Apesar de centrado em retratos e vivências do presente, escutando o que dizem os DJs, porteiros, entertainers e público, o filme não esquece a memória, sobretudo do Madame Satã, um espaço mítico da cultura nocturna da São Paulo dos anos 80, num tempo em que, sob ditadura, a busca de liberdade encontrava outros caminhos e manobras para se expressar. “Hoje está tudo mais careta”, chega mesmo a confessar alguém que viveu esses dias.

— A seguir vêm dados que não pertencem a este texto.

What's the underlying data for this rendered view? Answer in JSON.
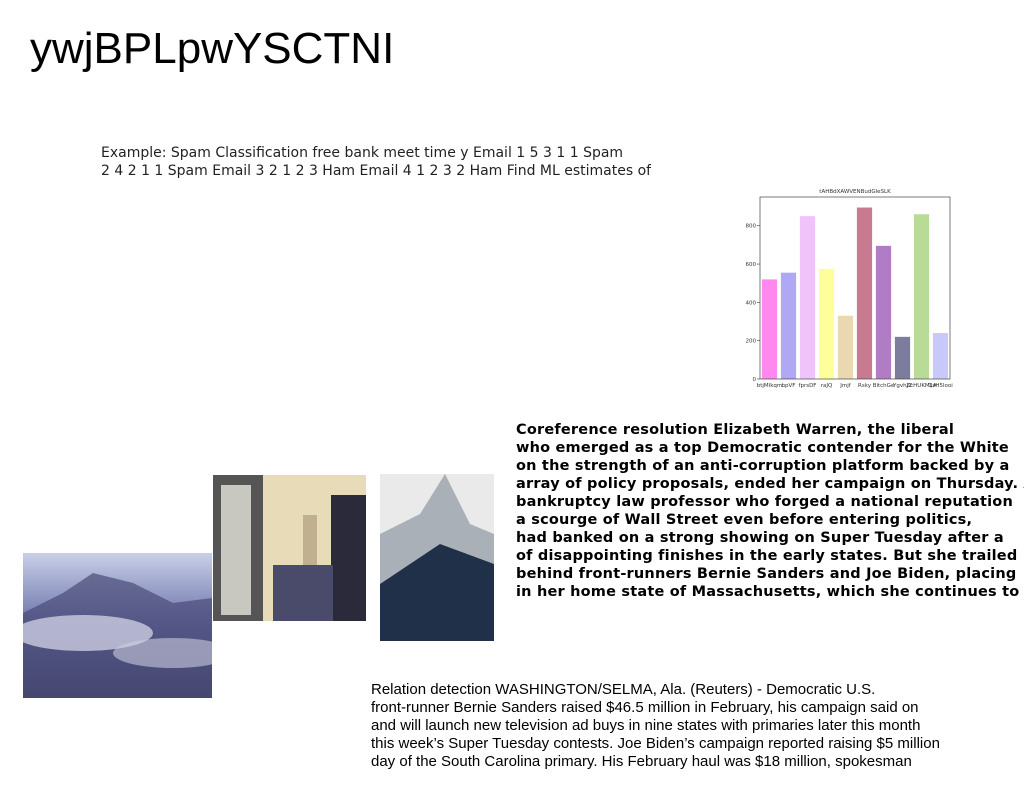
{
  "title": "ywjBPLpwYSCTNI",
  "intro": {
    "lines": [
      "Example: Spam Classification free bank meet time y Email 1 5 3 1 1 Spam",
      "2 4 2 1 1 Spam Email 3 2 1 2 3 Ham Email 4 1 2 3 2 Ham Find ML estimates of"
    ]
  },
  "chart_data": {
    "type": "bar",
    "title": "tAHBdXAWVENBudGleSLK",
    "categories": [
      "btjMlkqm",
      "bpVF",
      "fprsDF",
      "raJQ",
      "Jmjf",
      "Rsky",
      "BitchGe",
      "YgvhJZ",
      "ZcHUKMLA",
      "QzH5looi"
    ],
    "values": [
      520,
      555,
      850,
      575,
      330,
      895,
      695,
      220,
      860,
      240
    ],
    "colors": [
      "#ff88ee",
      "#b0a8f4",
      "#f0c4fa",
      "#ffff99",
      "#ead8b0",
      "#c87a90",
      "#b07cc4",
      "#7c7c9c",
      "#b8dc98",
      "#c8c8fa"
    ],
    "ylim": [
      0,
      950
    ],
    "yticks": [
      0,
      200,
      400,
      600,
      800
    ]
  },
  "article1": {
    "lines": [
      "Coreference resolution Elizabeth Warren, the liberal",
      "who emerged as a top Democratic contender for the White",
      "on the strength of an anti-corruption platform backed by a",
      "array of policy proposals, ended her campaign on Thursday. A",
      "bankruptcy law professor who forged a national reputation",
      "a scourge of Wall Street even before entering politics,",
      "had banked on a strong showing on Super Tuesday after a",
      "of disappointing finishes in the early states. But she trailed",
      "behind front-runners Bernie Sanders and Joe Biden, placing",
      "in her home state of Massachusetts, which she continues to"
    ]
  },
  "article2": {
    "lines": [
      "Relation detection WASHINGTON/SELMA, Ala. (Reuters) - Democratic U.S.",
      "front-runner Bernie Sanders raised $46.5 million in February, his campaign said on",
      "and will launch new television ad buys in nine states with primaries later this month",
      "this week’s Super Tuesday contests. Joe Biden’s campaign reported raising $5 million",
      "day of the South Carolina primary. His February haul was $18 million, spokesman"
    ]
  }
}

Arrumar é mesmo o verbo que mais bem caracteriza o filme. Começamos por fazer um percurso dos bares e discotecas em função dos dias da semana em que mais dão que falar. E pelo caminho reparamos no que leva as pessoas a sair (há quem busque hedonismo, há quem procure sexo, há quem prefira a bebida). Fala-se da música que se dança. Do visual que vinca a personalidade de cada um. Do que pensam do amor...

Há quem aqui defenda que a noite é “o lugar que pode maximizar e libertar as pessoas”. E o filme acaba por ser a celebração dessa visão e da busca da liberdade de cada um. Deixa um retrato de festa e alegria. Mas no fim sobra uma questão. É tudo feliz ali?